Norway’s radical and hasty proposal to implement tuition fees for non-EU/EEA students contradicts its commitment to enhance education, work, fair and proper income, health, and equal opportunity as part of the U.N. Sustainable Development Goals (SDGs). This proposal not only risks losing talented individuals from around the world to Norway but also impoverishing learning environments for all students. This proposal is a missed opportunity for Norway to uphold its unique tradition of promoting education as a valuable investment for everyone, irrespective of their country of origin. We stand united with rectors, academic staff, and, most importantly, students, urging this government to reject the proposal at its upcoming June committee meeting.
Currently, Norwegian students make up 90.7 % of NTNU’s student body, with the remaining students representing 122 countries. However, the number of non-European students pursuing bachelor’s or master’s degrees at NTNU, which stands today around 450, is only a fraction of the total qualified applicants to our international master programs. If the proposed tuition fees are implemented without the introduction of new scholarships, this number is expected to plummet next year. Norway’s campuses will then suddenly offer fewer cross-cultural friendships, a more homogenous student body, diminished competencies across many programs, less language diversity, and with negligible cost-savings to show for it. As Professor Vladimir Tikhonov from UiO has highlighted, some of the finest master’s students he has had would have been unable to pursue their education if tuition fees had been required. We share this sentiment based on our own experiences.
It is essential to question how this policy genuinely benefits Norwegian students.
Will the introduction of tuition fees for non-European students strengthen Norwegian as an academic language? No since most affected students are already enrolled in English-language international master’s programs. Language support initiatives would be more effective in addressing this concern. It is also highly unlikely these fees will prevent Norwegian students from leaving the academic sector as their departure is primarily due to limited career opportunities and more attractive workplaces outside of academia. The real solutions to these concerns lie in addressing the underlying issues.
Finally, will the proposed fees boost Norwegian universities’ revenues? Doubtful, since students will seek more affordable and higher-ranked study programs elsewhere in Europe. Consider the Master of Science degree program in Global Health at NTNU. The program receives 600 applicants from outside the non-EU/EEA students each year — 150—200 of whom are qualified. Around half of the total 25 seats are awarded to the top candidates. If the proposed fees are implemented, the cost of NTNU’s 2-year program would skyrocket to around US$ 35,400, far above the European average of US$ 20,335 for global health master programs (BMJ Global Health). The MSc in Global Health at the Karolinska Institute costs half of NTNU’s proposed price.

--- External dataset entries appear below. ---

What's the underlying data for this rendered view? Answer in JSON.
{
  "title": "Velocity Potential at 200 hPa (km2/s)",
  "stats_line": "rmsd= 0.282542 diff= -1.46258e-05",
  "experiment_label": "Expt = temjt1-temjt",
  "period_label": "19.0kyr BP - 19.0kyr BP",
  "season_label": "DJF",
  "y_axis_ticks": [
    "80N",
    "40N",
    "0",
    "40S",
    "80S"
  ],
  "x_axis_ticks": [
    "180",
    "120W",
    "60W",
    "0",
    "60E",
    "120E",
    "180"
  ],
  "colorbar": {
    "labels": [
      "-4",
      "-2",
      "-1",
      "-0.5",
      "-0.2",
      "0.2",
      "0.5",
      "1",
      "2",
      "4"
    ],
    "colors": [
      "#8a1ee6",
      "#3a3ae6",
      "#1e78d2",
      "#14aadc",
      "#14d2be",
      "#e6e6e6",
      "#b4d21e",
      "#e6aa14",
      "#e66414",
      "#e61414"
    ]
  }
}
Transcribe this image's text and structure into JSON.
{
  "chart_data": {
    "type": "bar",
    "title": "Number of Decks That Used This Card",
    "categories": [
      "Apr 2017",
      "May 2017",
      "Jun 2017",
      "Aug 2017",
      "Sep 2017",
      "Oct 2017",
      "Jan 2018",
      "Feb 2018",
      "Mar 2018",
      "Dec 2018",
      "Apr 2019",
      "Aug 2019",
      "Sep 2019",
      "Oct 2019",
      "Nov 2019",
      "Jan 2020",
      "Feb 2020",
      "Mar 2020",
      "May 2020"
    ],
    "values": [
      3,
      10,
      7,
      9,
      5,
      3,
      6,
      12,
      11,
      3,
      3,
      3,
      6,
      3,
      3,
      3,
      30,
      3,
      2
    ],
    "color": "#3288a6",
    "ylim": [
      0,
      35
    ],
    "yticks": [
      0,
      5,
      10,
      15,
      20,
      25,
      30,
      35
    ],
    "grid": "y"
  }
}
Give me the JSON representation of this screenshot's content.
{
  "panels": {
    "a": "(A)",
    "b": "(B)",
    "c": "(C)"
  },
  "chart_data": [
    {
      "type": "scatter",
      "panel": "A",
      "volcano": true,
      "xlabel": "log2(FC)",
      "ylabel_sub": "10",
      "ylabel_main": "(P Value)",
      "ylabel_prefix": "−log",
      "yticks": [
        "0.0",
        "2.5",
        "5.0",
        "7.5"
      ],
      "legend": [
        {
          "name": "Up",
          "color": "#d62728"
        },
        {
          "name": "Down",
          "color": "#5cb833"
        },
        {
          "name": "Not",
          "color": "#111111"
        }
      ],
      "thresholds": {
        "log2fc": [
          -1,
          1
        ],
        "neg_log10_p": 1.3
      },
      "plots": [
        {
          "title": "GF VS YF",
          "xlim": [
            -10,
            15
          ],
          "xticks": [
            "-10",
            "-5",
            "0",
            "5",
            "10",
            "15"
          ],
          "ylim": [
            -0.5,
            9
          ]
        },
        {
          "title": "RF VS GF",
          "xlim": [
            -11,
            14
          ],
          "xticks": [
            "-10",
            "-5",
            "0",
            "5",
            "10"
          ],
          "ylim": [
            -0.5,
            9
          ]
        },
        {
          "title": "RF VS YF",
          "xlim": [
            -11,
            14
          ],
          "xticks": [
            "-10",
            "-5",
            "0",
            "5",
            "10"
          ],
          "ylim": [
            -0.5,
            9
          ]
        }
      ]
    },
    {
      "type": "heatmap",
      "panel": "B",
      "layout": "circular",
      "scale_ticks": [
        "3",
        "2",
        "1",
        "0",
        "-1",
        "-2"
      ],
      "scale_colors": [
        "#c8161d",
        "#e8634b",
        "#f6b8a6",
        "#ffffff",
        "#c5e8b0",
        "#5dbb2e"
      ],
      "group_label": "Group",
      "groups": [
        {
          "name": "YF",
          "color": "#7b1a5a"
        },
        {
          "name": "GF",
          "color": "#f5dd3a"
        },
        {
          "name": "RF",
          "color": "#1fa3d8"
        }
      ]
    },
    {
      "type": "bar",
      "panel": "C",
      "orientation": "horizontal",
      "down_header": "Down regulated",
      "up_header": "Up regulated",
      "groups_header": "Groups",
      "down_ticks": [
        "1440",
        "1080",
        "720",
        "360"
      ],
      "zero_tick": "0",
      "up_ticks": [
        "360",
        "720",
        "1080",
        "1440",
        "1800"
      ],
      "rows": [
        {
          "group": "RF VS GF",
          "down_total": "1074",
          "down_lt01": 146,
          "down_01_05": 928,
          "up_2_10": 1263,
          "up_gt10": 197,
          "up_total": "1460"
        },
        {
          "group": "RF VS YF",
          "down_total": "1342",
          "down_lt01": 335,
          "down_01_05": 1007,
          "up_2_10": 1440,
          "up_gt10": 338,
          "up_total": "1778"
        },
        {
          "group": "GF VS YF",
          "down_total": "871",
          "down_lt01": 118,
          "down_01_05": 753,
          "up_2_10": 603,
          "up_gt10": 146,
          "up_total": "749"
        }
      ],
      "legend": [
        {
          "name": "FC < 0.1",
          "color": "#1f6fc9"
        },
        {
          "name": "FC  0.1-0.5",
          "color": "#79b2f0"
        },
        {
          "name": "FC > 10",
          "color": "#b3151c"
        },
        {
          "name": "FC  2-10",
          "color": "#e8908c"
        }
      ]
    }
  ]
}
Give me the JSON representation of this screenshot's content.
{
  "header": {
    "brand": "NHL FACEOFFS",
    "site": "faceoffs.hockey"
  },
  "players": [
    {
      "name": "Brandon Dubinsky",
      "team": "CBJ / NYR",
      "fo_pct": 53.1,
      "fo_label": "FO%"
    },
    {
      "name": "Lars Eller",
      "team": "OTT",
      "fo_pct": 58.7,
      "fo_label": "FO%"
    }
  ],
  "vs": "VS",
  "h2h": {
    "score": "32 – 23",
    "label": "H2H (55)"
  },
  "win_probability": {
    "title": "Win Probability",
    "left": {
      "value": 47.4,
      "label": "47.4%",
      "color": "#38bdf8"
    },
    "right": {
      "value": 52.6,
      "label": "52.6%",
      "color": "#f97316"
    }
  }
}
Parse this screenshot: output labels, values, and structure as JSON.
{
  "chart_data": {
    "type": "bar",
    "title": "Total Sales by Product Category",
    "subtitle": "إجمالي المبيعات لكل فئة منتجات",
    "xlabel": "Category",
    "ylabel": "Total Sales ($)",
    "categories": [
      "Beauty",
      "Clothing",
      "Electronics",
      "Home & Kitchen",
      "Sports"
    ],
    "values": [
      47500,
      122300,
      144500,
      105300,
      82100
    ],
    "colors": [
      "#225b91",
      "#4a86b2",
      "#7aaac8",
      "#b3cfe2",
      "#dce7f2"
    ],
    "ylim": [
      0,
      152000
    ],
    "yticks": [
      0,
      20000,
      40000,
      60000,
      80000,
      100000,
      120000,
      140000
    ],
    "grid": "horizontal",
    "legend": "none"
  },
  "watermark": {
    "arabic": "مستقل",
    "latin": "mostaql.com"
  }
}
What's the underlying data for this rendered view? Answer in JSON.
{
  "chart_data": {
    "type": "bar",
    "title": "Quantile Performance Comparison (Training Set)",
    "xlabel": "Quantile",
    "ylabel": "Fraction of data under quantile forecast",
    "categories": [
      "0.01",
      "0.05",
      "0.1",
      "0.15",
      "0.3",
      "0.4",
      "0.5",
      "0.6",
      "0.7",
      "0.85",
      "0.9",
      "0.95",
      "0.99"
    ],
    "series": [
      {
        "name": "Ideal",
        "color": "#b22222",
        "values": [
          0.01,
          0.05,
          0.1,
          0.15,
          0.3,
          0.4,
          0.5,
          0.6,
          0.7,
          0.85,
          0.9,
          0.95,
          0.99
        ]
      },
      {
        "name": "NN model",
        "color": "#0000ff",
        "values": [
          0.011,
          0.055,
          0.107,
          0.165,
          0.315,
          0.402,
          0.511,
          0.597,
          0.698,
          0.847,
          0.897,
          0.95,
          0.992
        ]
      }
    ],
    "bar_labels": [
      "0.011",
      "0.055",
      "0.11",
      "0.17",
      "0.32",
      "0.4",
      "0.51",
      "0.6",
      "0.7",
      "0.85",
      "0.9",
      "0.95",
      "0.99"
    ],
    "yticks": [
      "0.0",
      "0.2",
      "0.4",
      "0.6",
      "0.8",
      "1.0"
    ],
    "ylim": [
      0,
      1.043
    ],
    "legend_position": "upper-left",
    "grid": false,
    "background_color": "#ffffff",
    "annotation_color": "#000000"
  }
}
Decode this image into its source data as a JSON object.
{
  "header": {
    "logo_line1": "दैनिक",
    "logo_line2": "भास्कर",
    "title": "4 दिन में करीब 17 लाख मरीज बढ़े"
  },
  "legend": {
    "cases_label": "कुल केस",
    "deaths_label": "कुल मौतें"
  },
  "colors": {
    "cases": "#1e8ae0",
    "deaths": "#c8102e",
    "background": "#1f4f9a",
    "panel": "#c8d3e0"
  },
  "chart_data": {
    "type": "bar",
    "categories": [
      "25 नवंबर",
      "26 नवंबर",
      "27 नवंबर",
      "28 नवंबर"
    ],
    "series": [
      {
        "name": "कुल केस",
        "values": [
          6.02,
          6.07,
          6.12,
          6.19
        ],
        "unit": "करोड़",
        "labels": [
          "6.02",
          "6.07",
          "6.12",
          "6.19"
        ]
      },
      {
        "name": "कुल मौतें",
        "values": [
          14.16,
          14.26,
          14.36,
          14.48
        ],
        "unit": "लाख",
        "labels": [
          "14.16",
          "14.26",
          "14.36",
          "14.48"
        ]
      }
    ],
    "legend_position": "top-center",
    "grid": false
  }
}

Expensive flights, visas, and living expenses in Norway require many non-European students and their families to pool money, deplete savings, take part-time jobs, and place their aspirations on a journey up north. Their experiences have the potential to inspire more Norwegian students to study abroad, a strategic objective that NTNU and other Norwegian universities have for years failed to fulfill.
Norway’s reputation for providing free education to all, regardless of nationality, aligns with the view that education is a fundamental human right. Expansion of free and universal education promotes social equality by equalizing access and because disadvantaged populations benefit more from access. Imposing high tuition fees on non-European students not only contradicts these principles but also conveys the message to today’s Norwegian students that education is a commodity rather than a right. Are these the values we wish to instill?
Affluent nations relentlessly extract and exploit financial, human, and other resources from low-income countries to fuel our own economic growth, overshadowing the relatively minor funding previously allocated to non-European students seeking higher education in Norway.
The government should reject this proposal and recommit to supporting education for all. Instead of requiring tuition fees, the government can explore alternative funding models for higher education, such as partnerships with the private sector or philanthropic organizations. Models like the MasterCard Foundation and University of Cape Town collaboration can provide inspiration. Schemes linking study programs with employment to support the Norwegian economy are also worth considering. In the meantime, the government and our university leaders need to take immediate action to mitigate the negative impact of tuition fees on campuses in Norway, set to take effect as early as August. Measures should include financial aid for talented students demonstrating financial need, regardless of their national origin. Students who have already applied for the 2023—2024 academic year before fees were announced should not be required to pay.
It is time to hold our government accountable for their commitments to the SDGs and prevent university campuses in Norway, known for the principles of ‘likestilling’ and ‘janteloven’, from becoming dull and exclusive enclaves of privilege.